1996 Editorial: The REAL Power of the Press

Notice how things have changed, in the 25 years since I wrote this editorial. More and more of us are aware now, that the press, whether mainstream or alternative, could amplify the GOOD rather than just either cover up or expose the EVIL.  That every single time we focus our eyes, we choose what to see, what to notice, and therefore what to bring more of into the world. 

 

Editorial

THE REAL POWER OF THE PRESS

 

Crone Chronicles #28, Autumn Equinox 1996

© Ann Kreilkamp

 

I was once married to a newspaper editor. Very bright. Lots of original ideas. Nobody’s fool. And yet, without knowing it, this man followed the rules. The unstated rules, the ones we don’t realize are there. The hidden framework within which all our ideas are contained.

I would argue with him. Furious. Frustrated. This good, concerned, magnanimous man did not even know what I was talking about when I told him that what he considered “news” was not. That it should be called “the olds.”

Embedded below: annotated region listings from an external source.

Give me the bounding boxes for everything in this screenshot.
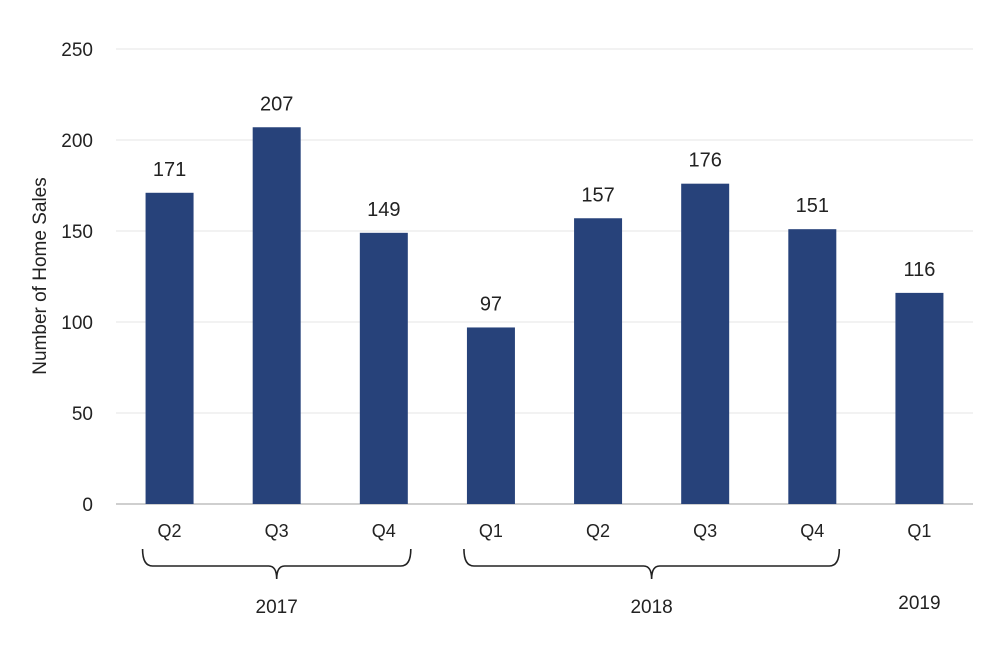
year-label: 2019 [898,593,940,614]
y-tick-label: 150 [61,222,93,243]
data-label: 149 [367,199,400,221]
gridlines [116,48,973,505]
bar [574,218,623,504]
year-label: 2017 [256,597,298,618]
data-label: 97 [480,293,502,315]
data-label: 171 [153,159,186,181]
y-tick-label: 50 [72,404,93,425]
x-tick-label: Q3 [265,521,289,541]
x-tick-label: Q2 [158,521,182,541]
x-tick-label: Q1 [907,521,931,541]
x-tick-label: Q2 [586,521,610,541]
data-label: 151 [796,195,829,217]
y-tick-label: 0 [82,495,93,516]
x-tick-label: Q1 [479,521,503,541]
bar [681,183,730,504]
bar [895,292,944,504]
data-label: 176 [689,150,722,172]
data-labels: 171 207 149 97 157 176 151 116 [153,93,936,315]
bar [359,232,408,504]
y-axis-ticks: 0 50 100 150 200 250 [61,40,93,516]
y-tick-label: 250 [61,40,93,61]
bars [145,127,944,504]
y-tick-label: 100 [61,313,93,334]
data-label: 116 [903,259,935,281]
bar [788,229,837,504]
year-bracket [141,548,412,580]
bar [466,327,515,504]
year-groups: 2017 2018 2019 [141,548,941,618]
x-axis-categories: Q2 Q3 Q4 Q1 Q2 Q3 Q4 Q1 [158,521,932,541]
y-axis-title: Number of Home Sales [30,177,51,374]
data-label: 207 [260,93,293,115]
x-tick-label: Q3 [693,521,717,541]
bar [145,192,194,504]
data-label: 157 [581,184,614,206]
year-label: 2018 [630,597,672,618]
x-tick-label: Q4 [372,521,396,541]
year-bracket [463,548,841,580]
bar [252,127,301,504]
x-tick-label: Q4 [800,521,824,541]
y-tick-label: 200 [61,131,93,152]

“Please!” I would plead. “Don’t you realize? you are seeing the world through a certain set of glasses. Your view refracts the world so that what sticks out is violence, murder, greed, war. What we see is what we get. To focus on evil is to amplify it.”

Imagine a new way of seeing. Imagine that we are wearing a new set of glasses. A set of glasses which, rather than refracting the world into black and white, pimping for “hard news” (as in “hard ass,” as in “hard on”), we seek the heart of things, the soft underbelly of each of us, our vulnerabilities, our dreams and longings, the ways we do manage to connect, to cooperate, to build. A set of glasses which, instead of scoffing at this “soft news” (as in “softheaded,” as in “softie”), values this real news, the miracles of every day, enormously, knowing that whatever we value, we shall attract.

Every day each of us experiences certain moments when creation opens — into tiny sprouts of affection, of goodness, of generosity .  . . In my car today, for example, doing errands, an old man smiled at me from the sidewalk as I was sitting at a stoplight. Smiled, with no reason. A few blocks later, the woman driving the car behind me in the right lane generously drew back so that I could cut in front of her. I smiled and waved.

Every day in all the communities in the world, there are these moments of opening among us, tiny sprouts of affection which grow when they are acknowledged, and nourished, and shined upon. The spotlight of media is like the sun, it illumines, it warms, it heats up. It could fan the flames of creation, rather than the flames of war.

Not much has changed since the ‘70s, and those intense discussions with my then-husband. The olds that they call “the news” continue to blast us with cynical coverage of negative events. Unless we are very unusual, we are not immune to the fear, despair and hatred which this kind of coverage provokes.

My then-husband did not see the primary responsibility played by the media in maintaining the world-view of futility and gloom. To him, competition and territorial disputes were the stuff of life, when in fact they are only one culture’s narrowly prescribed way of moving through life. The continuing intensive media focus on the dark side of human nature, without balancing it with an equal interest in the beauty and the love of which all of us are capable and which most of us experience on a daily basis, is heartbreaking. This news, this real news. Just think of what could happen if it were amplified!

Were newsmen and newswomen to turn around, look inside, recognize the assumptions they hold about the world as purely that, mere assumptions, with no proof, no justification — perhaps then they could step back from those assumptions long enough to begin to change them.

We must know the cage we are in before we can escape it.

Were media to take full responsibility for what it shows, recognizing that every story is a choice among an infinite number of alternatives; were media to recognize that what happens in the world is in large part conditioned by what we expect to happen, and that whatever we focus on will come true; were the media to transform into a lens to refract all the colors of the rainbow blooming in divine creation; were the media to rejoice in and enhance the creative power within each and every one of us to build a transformed world, then this change could happen literally overnight. Political power is nothing compared to the power of the press.